After a snafu with the catering, Sills says, "I asked Martha to help me, and she got me her chef Pierre and we did it and had a great crowd." But when guests started arriving and Turner had still not appeared, the pair went to retrieve her from the guest house where she was napping.
"She was in bed with the covers up to her head. And I said, 'Hon, this is Martha Stewart. People are coming, darling. Come, let's get ready and go over." But before Turner could get up inspiration struck. "I said, 'Can I take a picture of both of y'all together?' She said, 'Sure, let me get dressed.' I said, 'No, just stay in bed. Martha, go over there.' I pulled back the cover and I said, 'Get in like you're in bed with her. Pull the sheet up so you look like her.' And I took it." Martha posted it that night. She told me, 'I've already got 7,000 likes in the past 20 minutes!'"
Stewart reposted the funny photo in memory of Turner on Wednesday.
Sills also took on a special project for Turner in Tennessee. When he learned that her childhood schoolhouse in Nutbush was going to be torn down, they worked together alongside the West Tennessee Delta Heritage Center to relocate it and turn it into a museum about Turner's life and music, the Tina Turner Museum at Flagg Grove School, which is open to visitors.
In Turner's final years, Sills continued to visit her and Erwin in Switzerland through what a representative for the star described as "a long illness."
"I saw her six months ago. I went over there and stayed two days and two nights and we went out to dinner and everything," he recalls. "She seemed great, but I really think it was ... she wanted to go. She told me that two years ago. She said, 'Stephen, I'm ready to go anytime. I'm not scared of death. I've had a wonderful last part of my life and I've enjoyed it, but I'm tired.'"
They had been planning another visit when he learned of her death. "It just shocked me," he tells PEOPLE. "I'm just trying to get a grip on it."
Still, Sills remembers his friend well.
"She was such an amazing friend and she had such a force of creativity.
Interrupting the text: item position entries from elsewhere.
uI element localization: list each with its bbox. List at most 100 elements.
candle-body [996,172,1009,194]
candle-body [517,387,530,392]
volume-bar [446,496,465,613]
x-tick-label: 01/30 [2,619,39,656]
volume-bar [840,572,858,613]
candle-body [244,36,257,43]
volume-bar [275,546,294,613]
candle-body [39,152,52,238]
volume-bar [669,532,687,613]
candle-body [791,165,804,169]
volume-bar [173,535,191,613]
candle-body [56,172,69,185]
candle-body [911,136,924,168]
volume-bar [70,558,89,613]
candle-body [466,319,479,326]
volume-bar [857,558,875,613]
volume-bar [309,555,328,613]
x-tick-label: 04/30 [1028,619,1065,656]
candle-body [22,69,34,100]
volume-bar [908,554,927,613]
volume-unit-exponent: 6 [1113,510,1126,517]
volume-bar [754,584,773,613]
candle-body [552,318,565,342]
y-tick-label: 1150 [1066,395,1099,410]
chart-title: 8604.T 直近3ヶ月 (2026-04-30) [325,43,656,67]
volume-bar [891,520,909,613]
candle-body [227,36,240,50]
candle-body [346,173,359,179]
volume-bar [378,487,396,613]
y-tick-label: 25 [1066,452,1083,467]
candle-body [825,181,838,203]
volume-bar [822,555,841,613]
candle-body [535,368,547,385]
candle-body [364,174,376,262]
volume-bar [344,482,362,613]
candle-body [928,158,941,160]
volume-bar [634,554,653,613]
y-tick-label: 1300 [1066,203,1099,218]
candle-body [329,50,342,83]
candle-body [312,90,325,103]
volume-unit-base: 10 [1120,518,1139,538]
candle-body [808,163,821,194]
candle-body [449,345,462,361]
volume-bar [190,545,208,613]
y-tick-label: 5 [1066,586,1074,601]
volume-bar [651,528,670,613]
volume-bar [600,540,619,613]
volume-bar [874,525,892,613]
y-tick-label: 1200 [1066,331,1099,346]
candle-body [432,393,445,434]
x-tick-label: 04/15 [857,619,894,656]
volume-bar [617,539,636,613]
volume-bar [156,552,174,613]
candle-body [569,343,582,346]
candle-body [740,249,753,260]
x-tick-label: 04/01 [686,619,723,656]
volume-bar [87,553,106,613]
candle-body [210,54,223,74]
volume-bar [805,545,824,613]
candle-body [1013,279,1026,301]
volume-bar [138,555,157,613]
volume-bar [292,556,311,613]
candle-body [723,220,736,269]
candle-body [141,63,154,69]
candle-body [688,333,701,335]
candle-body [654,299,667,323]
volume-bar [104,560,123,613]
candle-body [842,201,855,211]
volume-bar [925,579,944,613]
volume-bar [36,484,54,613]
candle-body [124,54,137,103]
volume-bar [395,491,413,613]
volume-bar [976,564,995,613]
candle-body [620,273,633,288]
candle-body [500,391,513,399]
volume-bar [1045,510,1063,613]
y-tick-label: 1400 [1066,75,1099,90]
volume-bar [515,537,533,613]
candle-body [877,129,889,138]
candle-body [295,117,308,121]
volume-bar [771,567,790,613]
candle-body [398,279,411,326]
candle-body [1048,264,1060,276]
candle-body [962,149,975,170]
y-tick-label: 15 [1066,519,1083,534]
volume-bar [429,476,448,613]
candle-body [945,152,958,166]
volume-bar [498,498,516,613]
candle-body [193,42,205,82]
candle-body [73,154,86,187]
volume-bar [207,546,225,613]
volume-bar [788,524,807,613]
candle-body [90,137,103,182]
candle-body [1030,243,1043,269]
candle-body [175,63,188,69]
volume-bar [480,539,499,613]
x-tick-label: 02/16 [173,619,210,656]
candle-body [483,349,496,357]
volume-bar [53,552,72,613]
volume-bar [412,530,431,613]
She loved beauty. We had that in common. She was a real lady and she was very refined. The Tina Turner persona of performing, that was a made-up person. She created that and it was a beautiful image, but she was absolutely positive and energetic and interested and curious. She was just an amazing person."
He adds, "I have known so many extraordinary persons, but I'd have to say she was my favorite person I've ever met in my life."